I have 2 files; one file (say, details.txt) contains the details of employees and another file (say, emp.txt) has some selected employee names. I am extracting employee details from details.txt by using emp.txt and the corresponding code is:
while read line
do
emp_name=`echo $line`
grep -e $emp_name details.txt >> output.txt
done < emp.txt
Above code is working fine and I am getting expected result. But, this code is taking too much time (I don't have exact time, more than 6 hrs, later on cancelled the script) while the file size is huge. As an example, I have details.txt of around 2.5GB and record count is around 7.5lacs and the emp.txt has 55K employee name. Can you please suggest any other option/ command which will be better to handle such huge file. Thanks.

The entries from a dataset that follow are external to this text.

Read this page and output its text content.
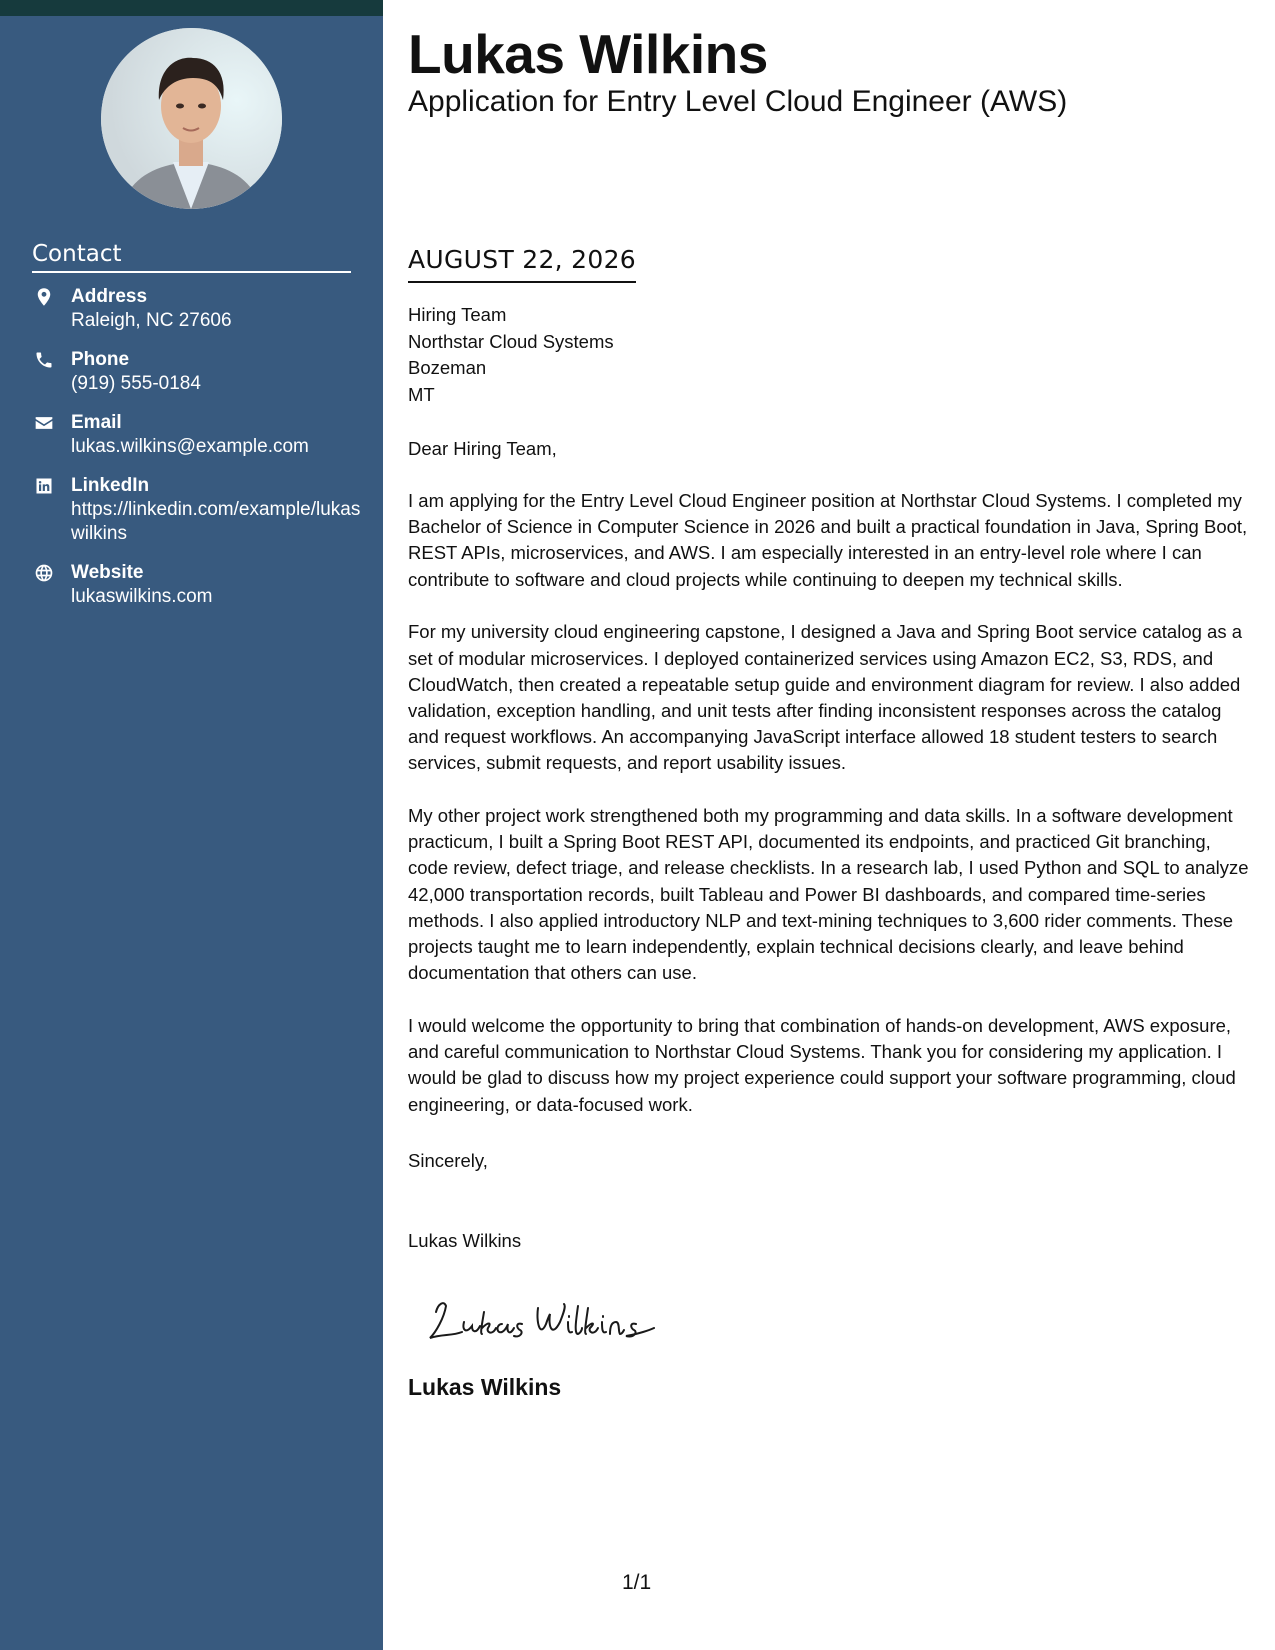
Contact
Address
Raleigh, NC 27606
Phone
(919) 555-0184
Email
lukas.wilkins@example.com
LinkedIn
https://linkedin.com/example/lukaswilkins
Website
lukaswilkins.com
Lukas Wilkins
Application for Entry Level Cloud Engineer (AWS)
AUGUST 22, 2026
Hiring Team
Northstar Cloud Systems
Bozeman
MT
Dear Hiring Team,

I am applying for the Entry Level Cloud Engineer position at Northstar Cloud Systems. I completed my Bachelor of Science in Computer Science in 2026 and built a practical foundation in Java, Spring Boot, REST APIs, microservices, and AWS. I am especially interested in an entry-level role where I can contribute to software and cloud projects while continuing to deepen my technical skills.

For my university cloud engineering capstone, I designed a Java and Spring Boot service catalog as a set of modular microservices. I deployed containerized services using Amazon EC2, S3, RDS, and CloudWatch, then created a repeatable setup guide and environment diagram for review. I also added validation, exception handling, and unit tests after finding inconsistent responses across the catalog and request workflows. An accompanying JavaScript interface allowed 18 student testers to search services, submit requests, and report usability issues.

My other project work strengthened both my programming and data skills. In a software development practicum, I built a Spring Boot REST API, documented its endpoints, and practiced Git branching, code review, defect triage, and release checklists. In a research lab, I used Python and SQL to analyze 42,000 transportation records, built Tableau and Power BI dashboards, and compared time-series methods. I also applied introductory NLP and text-mining techniques to 3,600 rider comments. These projects taught me to learn independently, explain technical decisions clearly, and leave behind documentation that others can use.

I would welcome the opportunity to bring that combination of hands-on development, AWS exposure, and careful communication to Northstar Cloud Systems. Thank you for considering my application. I would be glad to discuss how my project experience could support your software programming, cloud engineering, or data-focused work.

Sincerely,
Lukas Wilkins
Lukas Wilkins
1/1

Don't use a loop to get this done, your processing the 2.5GB details.txt file for each name in emp.txt. So if you had 2 names in emp.txt your processing 5GB of detail.txt. 10 names = 25GB. It doesn't scale well that way.
Try this:
grep -F -f emp.txt details.txt
Then you are only processing details.txt once, and of course however big emp.txt is.

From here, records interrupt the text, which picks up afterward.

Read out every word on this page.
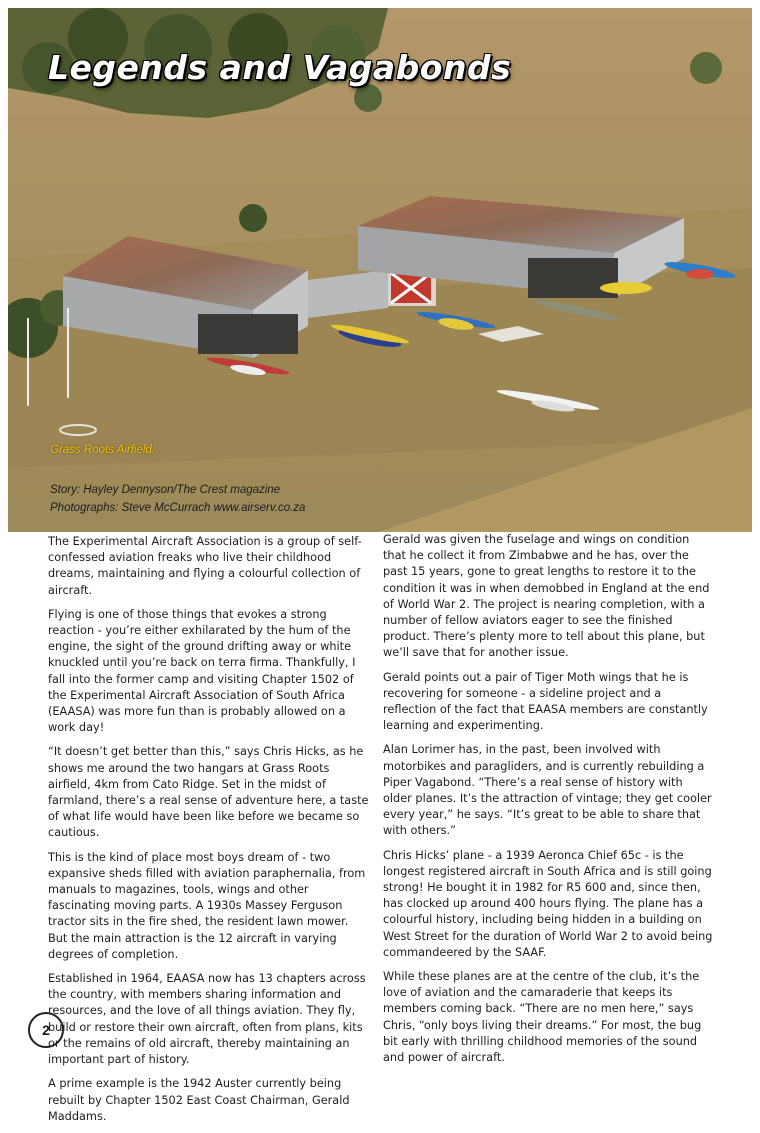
Legends and Vagabonds
Grass Roots Airfield.
Story: Hayley Dennyson/The Crest magazine
Photographs: Steve McCurrach www.airserv.co.za

The Experimental Aircraft Association is a group of self-confessed aviation freaks who live their childhood dreams, maintaining and flying a colourful collection of aircraft.

Flying is one of those things that evokes a strong reaction - you’re either exhilarated by the hum of the engine, the sight of the ground drifting away or white knuckled until you’re back on terra firma. Thankfully, I fall into the former camp and visiting Chapter 1502 of the Experimental Aircraft Association of South Africa (EAASA) was more fun than is probably allowed on a work day!

“It doesn’t get better than this,” says Chris Hicks, as he shows me around the two hangars at Grass Roots airfield, 4km from Cato Ridge. Set in the midst of farmland, there’s a real sense of adventure here, a taste of what life would have been like before we became so cautious.

This is the kind of place most boys dream of - two expansive sheds filled with aviation paraphernalia, from manuals to magazines, tools, wings and other fascinating moving parts. A 1930s Massey Ferguson tractor sits in the fire shed, the resident lawn mower. But the main attraction is the 12 aircraft in varying degrees of completion.

Established in 1964, EAASA now has 13 chapters across the country, with members sharing information and resources, and the love of all things aviation. They fly, build or restore their own aircraft, often from plans, kits or the remains of old aircraft, thereby maintaining an important part of history.

A prime example is the 1942 Auster currently being rebuilt by Chapter 1502 East Coast Chairman, Gerald Maddams.

Gerald was given the fuselage and wings on condition that he collect it from Zimbabwe and he has, over the past 15 years, gone to great lengths to restore it to the condition it was in when demobbed in England at the end of World War 2. The project is nearing completion, with a number of fellow aviators eager to see the finished product. There’s plenty more to tell about this plane, but we’ll save that for another issue.

Gerald points out a pair of Tiger Moth wings that he is recovering for someone - a sideline project and a reflection of the fact that EAASA members are constantly learning and experimenting.

Alan Lorimer has, in the past, been involved with motorbikes and paragliders, and is currently rebuilding a Piper Vagabond. “There’s a real sense of history with older planes. It’s the attraction of vintage; they get cooler every year,” he says. “It’s great to be able to share that with others.”

Chris Hicks’ plane - a 1939 Aeronca Chief 65c - is the longest registered aircraft in South Africa and is still going strong! He bought it in 1982 for R5 600 and, since then, has clocked up around 400 hours flying. The plane has a colourful history, including being hidden in a building on West Street for the duration of World War 2 to avoid being commandeered by the SAAF.

While these planes are at the centre of the club, it’s the love of aviation and the camaraderie that keeps its members coming back. “There are no men here,” says Chris, “only boys living their dreams.” For most, the bug bit early with thrilling childhood memories of the sound and power of aircraft.

2
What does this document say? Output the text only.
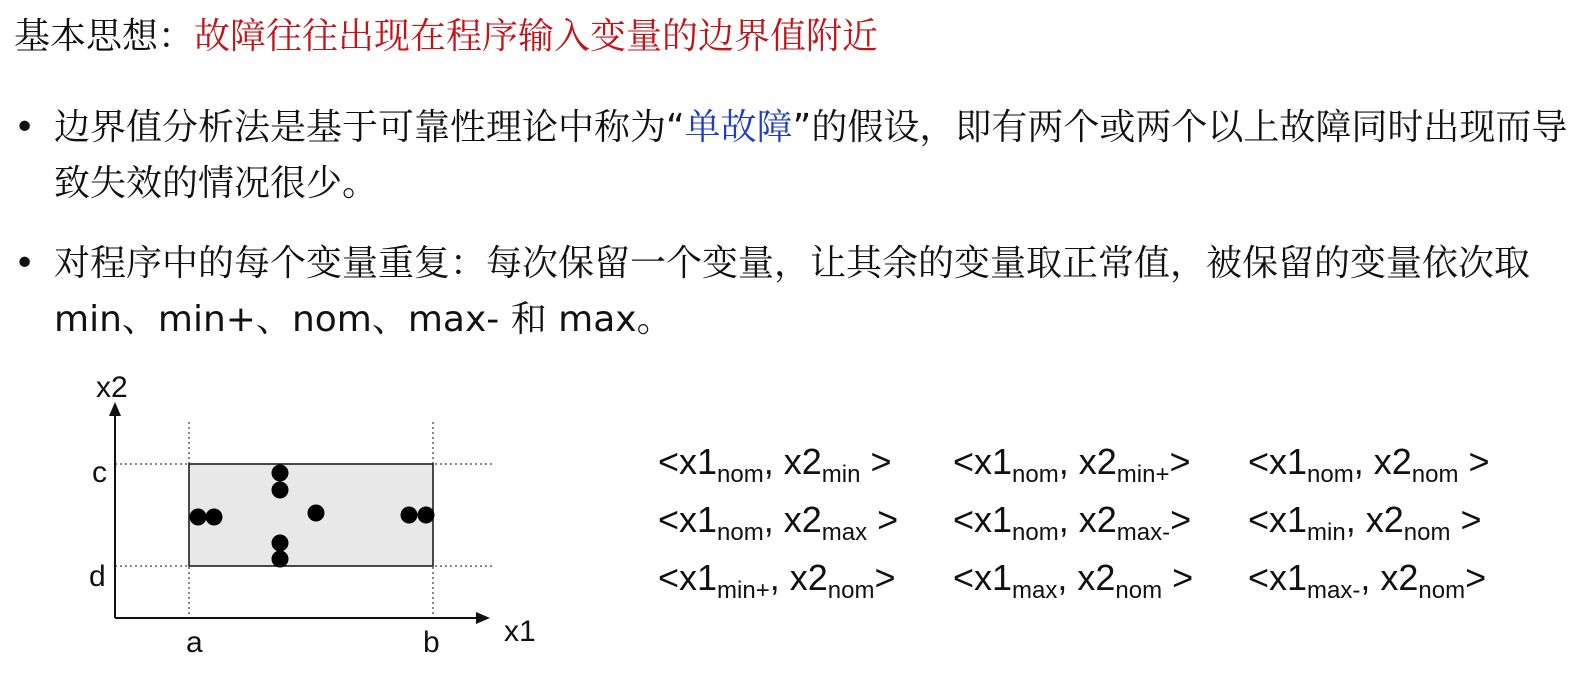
基本思想：故障往往出现在程序输入变量的边界值附近
• 边界值分析法是基于可靠性理论中称为“单故障”的假设，即有两个或两个以上故障同时出现而导致失效的情况很少。
• 对程序中的每个变量重复：每次保留一个变量，让其余的变量取正常值，被保留的变量依次取 min、min+、nom、max- 和 max。
x2
x1
a	b
c
d
$<x1_{nom}$, $x2_{min}$ >	$<x1_{nom}$, $x2_{min+}>$	$<x1_{nom}$, $x2_{nom}$ >
$<x1_{nom}$, $x2_{max}$ >	$<x1_{nom}$, $x2_{max-}>$	$<x1_{min}$, $x2_{nom}$ >
$<x1_{min+}$, $x2_{nom}>$	$<x1_{max}$, $x2_{nom}$ >	$<x1_{max-}$, $x2_{nom}>$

Using -F might also save some time. If you don't have the '-F' option look for 'fgrep'.
But being on HP-UX the standard 'grep' should have the -F option available.

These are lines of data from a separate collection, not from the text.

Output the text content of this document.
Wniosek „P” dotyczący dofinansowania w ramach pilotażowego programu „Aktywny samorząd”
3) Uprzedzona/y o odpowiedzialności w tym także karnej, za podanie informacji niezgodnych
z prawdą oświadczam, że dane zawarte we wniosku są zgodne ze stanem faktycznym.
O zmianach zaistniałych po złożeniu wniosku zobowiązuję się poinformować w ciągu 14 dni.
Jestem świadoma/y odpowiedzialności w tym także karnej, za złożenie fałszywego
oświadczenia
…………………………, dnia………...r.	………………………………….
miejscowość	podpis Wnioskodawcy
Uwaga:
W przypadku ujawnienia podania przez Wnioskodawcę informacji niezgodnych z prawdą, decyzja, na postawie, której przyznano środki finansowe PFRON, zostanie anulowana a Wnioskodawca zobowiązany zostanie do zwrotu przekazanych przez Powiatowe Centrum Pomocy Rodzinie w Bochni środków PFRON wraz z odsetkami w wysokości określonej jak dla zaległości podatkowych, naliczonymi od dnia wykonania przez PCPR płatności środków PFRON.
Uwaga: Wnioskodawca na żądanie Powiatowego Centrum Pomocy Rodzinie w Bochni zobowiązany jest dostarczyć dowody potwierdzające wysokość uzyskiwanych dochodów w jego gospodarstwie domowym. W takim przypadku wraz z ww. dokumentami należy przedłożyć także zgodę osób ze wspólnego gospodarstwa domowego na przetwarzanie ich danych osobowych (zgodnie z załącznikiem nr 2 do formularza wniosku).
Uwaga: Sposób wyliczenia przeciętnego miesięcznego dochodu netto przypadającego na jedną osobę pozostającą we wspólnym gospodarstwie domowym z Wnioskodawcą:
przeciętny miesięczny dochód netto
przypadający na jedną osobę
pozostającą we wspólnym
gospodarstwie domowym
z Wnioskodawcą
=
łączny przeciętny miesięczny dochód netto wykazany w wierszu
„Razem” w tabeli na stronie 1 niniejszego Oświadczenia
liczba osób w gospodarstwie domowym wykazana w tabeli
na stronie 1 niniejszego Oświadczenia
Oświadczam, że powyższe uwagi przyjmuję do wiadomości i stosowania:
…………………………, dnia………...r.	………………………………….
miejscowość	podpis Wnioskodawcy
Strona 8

Thank you all for your quick response !! Thanks a lot rwuertn; '-F' option is working and I am able to extract the required data within less time period.
However, the files are like:
emp.txt
------------
John
Kevin
Prakash
Susan
Ken
details.txt
-------------
HDR|Prakash D
DTL|Prakash|EMP0000010|Sr Associate|FL
HDR|Kevin T
DTL|Kevin|EMP0000004|Analyst|IL
HDR|John M
DTL|John|EMP0000184|Manager|CA
Nope, I do not have any further query right now. I did mention the file details as someone else was looking for the file structure.
Thanks rwuerth for your suggesstion. It is working fine. I would let you know about the saving by couple of days as full volume testing is yet pending.
It's a huge time saving with this command. It's taking less than 5 mins to extract details around 60K employee from around 2.8GB detail file.
Thanks again for your suggestion.